En la pared del lado izquierdo de la vitrina hay un cartel con una pecera grande en forma cúbica. El cartel dice: the baby crib. La explicación del elemento 36 que es como está numerado ese cartel indica: contrario a lo que se dice este artefacto fue inventado (o desarrollado no recuerdo que término utiliza) para proveer un ambiente adecuado para bebés y no para realizar experimentos. El cartel responde a la curiosidad–por no decir morbo– por la que busqué la descripción del elemento 36:¿qué experimentaban con los bebés?.

Hay dibujos de palomas con cables en las cabezas (no de forma intrusiva) o como en las representaciones pop nos imaginamos el conductismo. En fin, no me sorprende que en los tableros, elevadores y postes en el edificio y en sus alrededores siempre hay infinidad de hojas tamaño carta de diversos colores invitándote a participar en algún experimento a cambio de dinero. Ofrecen de 10 a 30 dólares la hora. Algunos anuncian explícitamente: no intrusivos, sólo ve películas. Otros los que más pagan, hacen hincapié en la ganancia: gana 30 dólares por hora participando en un experimento.
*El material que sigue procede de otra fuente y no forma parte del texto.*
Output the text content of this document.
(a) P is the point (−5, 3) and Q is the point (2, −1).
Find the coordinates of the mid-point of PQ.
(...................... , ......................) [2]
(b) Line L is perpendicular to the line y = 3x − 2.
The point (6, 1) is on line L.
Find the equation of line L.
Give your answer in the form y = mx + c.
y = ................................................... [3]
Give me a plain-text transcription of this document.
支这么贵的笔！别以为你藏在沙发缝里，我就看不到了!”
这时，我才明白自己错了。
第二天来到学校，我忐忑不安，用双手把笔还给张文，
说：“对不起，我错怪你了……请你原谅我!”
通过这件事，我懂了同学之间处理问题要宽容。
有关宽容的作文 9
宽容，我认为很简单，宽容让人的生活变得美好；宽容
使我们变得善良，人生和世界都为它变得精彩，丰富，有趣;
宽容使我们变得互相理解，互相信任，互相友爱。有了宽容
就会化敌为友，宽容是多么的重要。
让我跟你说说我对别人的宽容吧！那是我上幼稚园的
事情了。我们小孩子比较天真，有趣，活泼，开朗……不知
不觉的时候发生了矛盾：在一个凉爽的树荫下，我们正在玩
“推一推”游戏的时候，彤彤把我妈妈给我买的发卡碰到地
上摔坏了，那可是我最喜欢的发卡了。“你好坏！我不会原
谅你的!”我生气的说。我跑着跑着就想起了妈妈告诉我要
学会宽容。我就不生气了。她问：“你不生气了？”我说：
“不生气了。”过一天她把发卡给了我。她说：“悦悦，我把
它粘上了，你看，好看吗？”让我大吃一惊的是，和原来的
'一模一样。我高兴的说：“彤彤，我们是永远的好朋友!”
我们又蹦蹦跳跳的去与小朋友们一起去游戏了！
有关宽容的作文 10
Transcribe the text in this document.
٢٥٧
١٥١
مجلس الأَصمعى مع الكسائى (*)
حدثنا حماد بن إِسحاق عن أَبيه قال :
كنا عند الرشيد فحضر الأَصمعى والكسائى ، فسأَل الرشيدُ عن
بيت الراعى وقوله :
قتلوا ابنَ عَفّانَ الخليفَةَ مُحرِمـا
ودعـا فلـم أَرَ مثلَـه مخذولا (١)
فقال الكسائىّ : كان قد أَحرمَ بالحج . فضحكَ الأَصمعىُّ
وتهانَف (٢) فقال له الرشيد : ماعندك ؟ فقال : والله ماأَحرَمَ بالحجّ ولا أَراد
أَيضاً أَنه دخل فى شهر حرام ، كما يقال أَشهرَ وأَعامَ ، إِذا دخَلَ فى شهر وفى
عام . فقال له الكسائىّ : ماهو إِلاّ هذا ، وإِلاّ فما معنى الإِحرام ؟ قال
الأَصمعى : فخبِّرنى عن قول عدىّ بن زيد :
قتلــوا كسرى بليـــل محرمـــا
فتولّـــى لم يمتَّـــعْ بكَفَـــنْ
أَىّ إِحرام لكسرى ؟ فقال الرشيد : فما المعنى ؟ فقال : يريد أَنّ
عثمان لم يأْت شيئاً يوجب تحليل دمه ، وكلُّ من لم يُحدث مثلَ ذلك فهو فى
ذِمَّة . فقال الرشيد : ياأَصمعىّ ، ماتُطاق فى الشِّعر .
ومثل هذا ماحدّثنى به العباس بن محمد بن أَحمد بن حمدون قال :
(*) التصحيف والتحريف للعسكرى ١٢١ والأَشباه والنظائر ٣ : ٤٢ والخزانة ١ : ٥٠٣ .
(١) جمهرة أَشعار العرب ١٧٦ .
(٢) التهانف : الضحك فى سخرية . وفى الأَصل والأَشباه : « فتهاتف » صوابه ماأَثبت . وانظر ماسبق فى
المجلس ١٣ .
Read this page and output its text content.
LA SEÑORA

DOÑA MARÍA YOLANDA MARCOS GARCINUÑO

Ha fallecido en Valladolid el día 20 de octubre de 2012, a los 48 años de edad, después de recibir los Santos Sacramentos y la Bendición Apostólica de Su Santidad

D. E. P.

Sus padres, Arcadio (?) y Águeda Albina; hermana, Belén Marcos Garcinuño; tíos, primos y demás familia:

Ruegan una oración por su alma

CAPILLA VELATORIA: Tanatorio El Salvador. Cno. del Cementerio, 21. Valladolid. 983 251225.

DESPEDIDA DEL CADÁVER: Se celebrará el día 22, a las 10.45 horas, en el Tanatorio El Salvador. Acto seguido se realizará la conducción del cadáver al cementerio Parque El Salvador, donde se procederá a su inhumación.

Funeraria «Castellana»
A pesar de mi situación financiera de becaria, que diga precaria, que diga de becaria; de conocer el desarrollo de parámetros éticos científicos en los últimos años y de incluso retomar algunas de las conclusiones de estudios realizados con metodologías experimentales (como el de procesos de institucionalización como variable que estoy utilizando en mi marco teórico) la imagen pop de “experimentos” con humanos es la que prevalece en mi cabeza. Cada vez que veo uno de estos papelitos, pienso en los libros que me podría comprar por una tarde (ja 2) pero a la vez vienen a mi mente imágenes de extracciones tan diversas que van de la naranja mecánica a frankenstein a dilemas morales, éticos y de toma de decisión como el dilema del prisionero o los de Jonathan Haidt. Es cuando, decido que mejor me pongo a analizar mis datos y a aprovechar el espacio de estudio. Que ser becaria no está tan mal. Y entonces paso con una sonrisa a medias esos papelitos de muchos colores, que a la vez me atraen (más que por el pago por la experiencia) y no.